Niños de una secta musulmana rusa han vivido bajo tierra más de diez años
La Policía localiza a setenta miembros de los 'faizrahmanitas' en un búnker subterráneo en Kazán, capital de la república de Tatarstán
El Correo, , 10-08-2012Una secta musulmana, cuyos miembros fueron acusados ayer de maltrato infantil, mantuvo durante más de diez años bajo tierra a una veintena de niños en una vivienda de Kazán, capital de la república rusa de Tatarstán, a 800 kilómetros de Moscú. Algunos niños de la secta ‘faizrahmanita’ apenas habían visto la luz del día y vivían sin contar con los servicios básicos mínimos, incluidos educación y sanidad, en una comunidad que se definió a sí misma como «un Estado con sus propias normas», según la prensa digital rusa.

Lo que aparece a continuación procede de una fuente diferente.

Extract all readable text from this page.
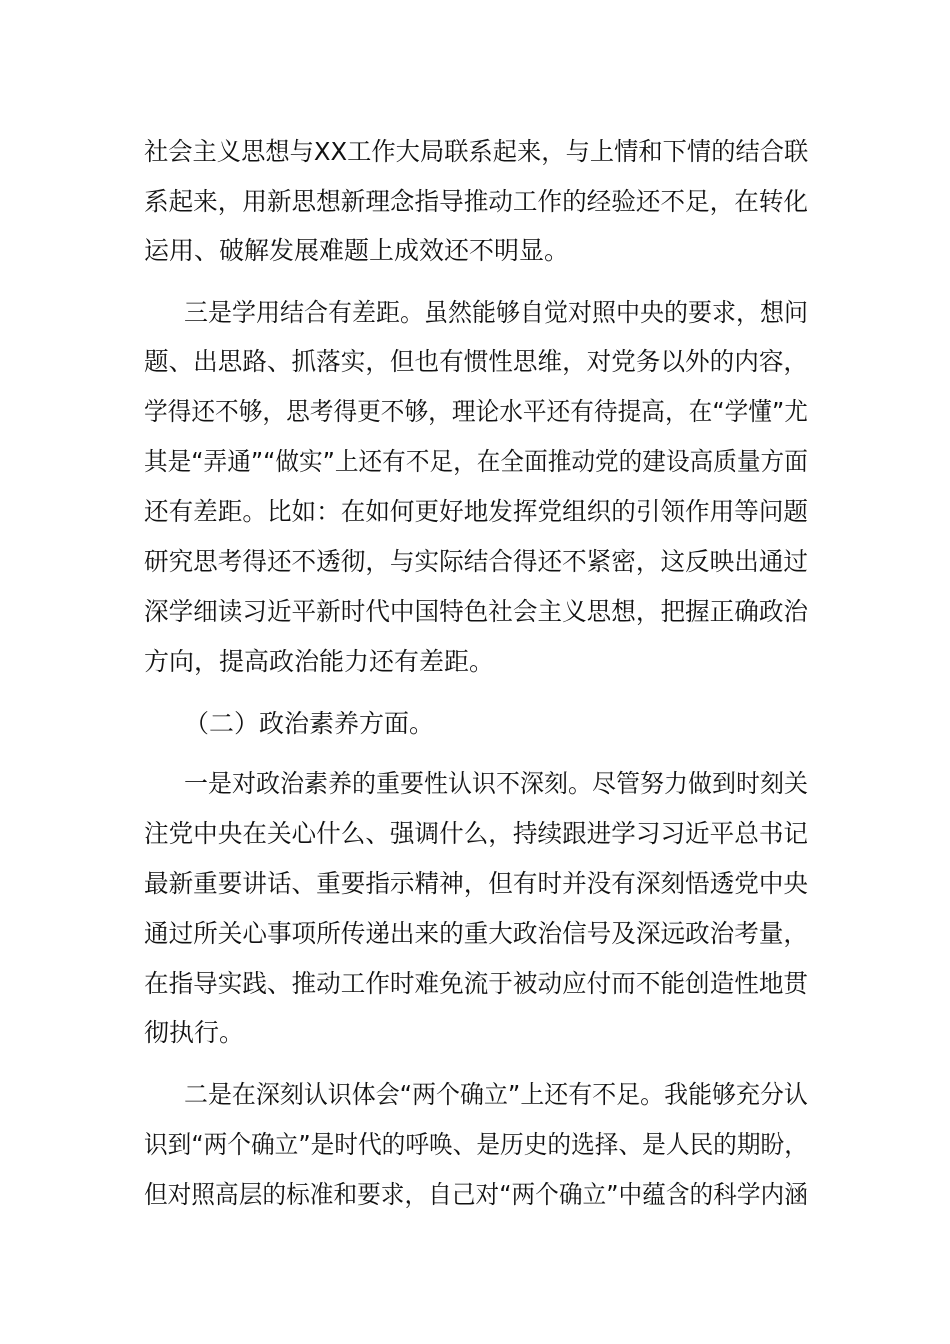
社会主义思想与XX工作大局联系起来，与上情和下情的结合联

系起来，用新思想新理念指导推动工作的经验还不足，在转化

运用、破解发展难题上成效还不明显。

三是学用结合有差距。虽然能够自觉对照中央的要求，想问

题、出思路、抓落实，但也有惯性思维，对党务以外的内容，

学得还不够，思考得更不够，理论水平还有待提高，在“学懂”尤

其是“弄通”“做实”上还有不足，在全面推动党的建设高质量方面

还有差距。比如：在如何更好地发挥党组织的引领作用等问题

研究思考得还不透彻，与实际结合得还不紧密，这反映出通过

深学细读习近平新时代中国特色社会主义思想，把握正确政治

方向，提高政治能力还有差距。

（二）政治素养方面。

一是对政治素养的重要性认识不深刻。尽管努力做到时刻关

注党中央在关心什么、强调什么，持续跟进学习习近平总书记

最新重要讲话、重要指示精神，但有时并没有深刻悟透党中央

通过所关心事项所传递出来的重大政治信号及深远政治考量，

在指导实践、推动工作时难免流于被动应付而不能创造性地贯

彻执行。

二是在深刻认识体会“两个确立”上还有不足。我能够充分认

识到“两个确立”是时代的呼唤、是历史的选择、是人民的期盼，

但对照高层的标准和要求，自己对“两个确立”中蕴含的科学内涵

El jefe policial de Kazán, Ranis Bajítov, reveló al Primer Canal de la televisión estatal rusa que al menos quince niños fueron localizados en zulos construidos en ocho niveles subterráneos bajo una vivienda de las afueras de esa ciudad. «Los zulos fueron construidos en forma de laberinto», con habitaciones de seis metros cuadrados», explicó Bajítov.
El descubrimiento fue fruto de una investigación que la Policía lleva a cabo desde el pasado mes de julio a raíz del doble atentado en el que el líder islámico de Tatarstán, Ildfus Faizov, resultó herido y su ayudante, Valiulla Yakupov, fue asesinado. Las averiguaciones condujeron a los agentes a la residencia de Faizrahman Satarov, de 83 años, líder de la secta a la que da nombre. En el subsuelo del edificio se hallaron treinta habitaciones en las que 60 personas vivían de forma permanente y al menos desde hace diez años.
Los menores de edad han sido trasladados a hospitales de la región en compañía de sus padres, que seguramente serán privados en breve de la custodia de sus hijos, algo que ya han solicitado a las instancias judiciales las autoridades rusas. Tatiana Moroz, directora de la planta infantil del Hospital nº 18 de Kazán, señaló que «el estado de los niños es satisfactorio, aunque estaban muy sucios».
Control férreo
Las autoridades rusas, que investigan a los miembros de la secta por desatención a menores, han acusado formalmente a cuatro de ellos de maltrato infantil. Además, acusan a su líder de reclutar a niños y adultos, obligarles a cumplir sus órdenes y entregarle todos sus recursos financieros, único sustento material del grupo, según fuentes de la investigación.
Satarov se describe a sí mismo como un profeta y proclama que su casa es un «estado islámico independiente», según un informe de la cadena estatal de televisión Vesti. A sus seguidores se les animaba a leer sus manuscritos y la mayoría tenía prohibido salir del búnker excavado en el sótano. «Satarov prohibía a los miembros de la secta acudir a centros sanitarios y recibir cualquier ayuda médica. También estaba prohibido asistir al colegio a los niños en edad escolar, con lo que violaba los derechos constitucionales de los ciudadanos a la educación y la sanidad», dijo la ayudante de fiscal de Kazán, Irina Petrova.
Durante el registro de la vivienda de Satarov, la Policía encontró también literatura de contenido presuntamente extremista que será investigada por las autoridades.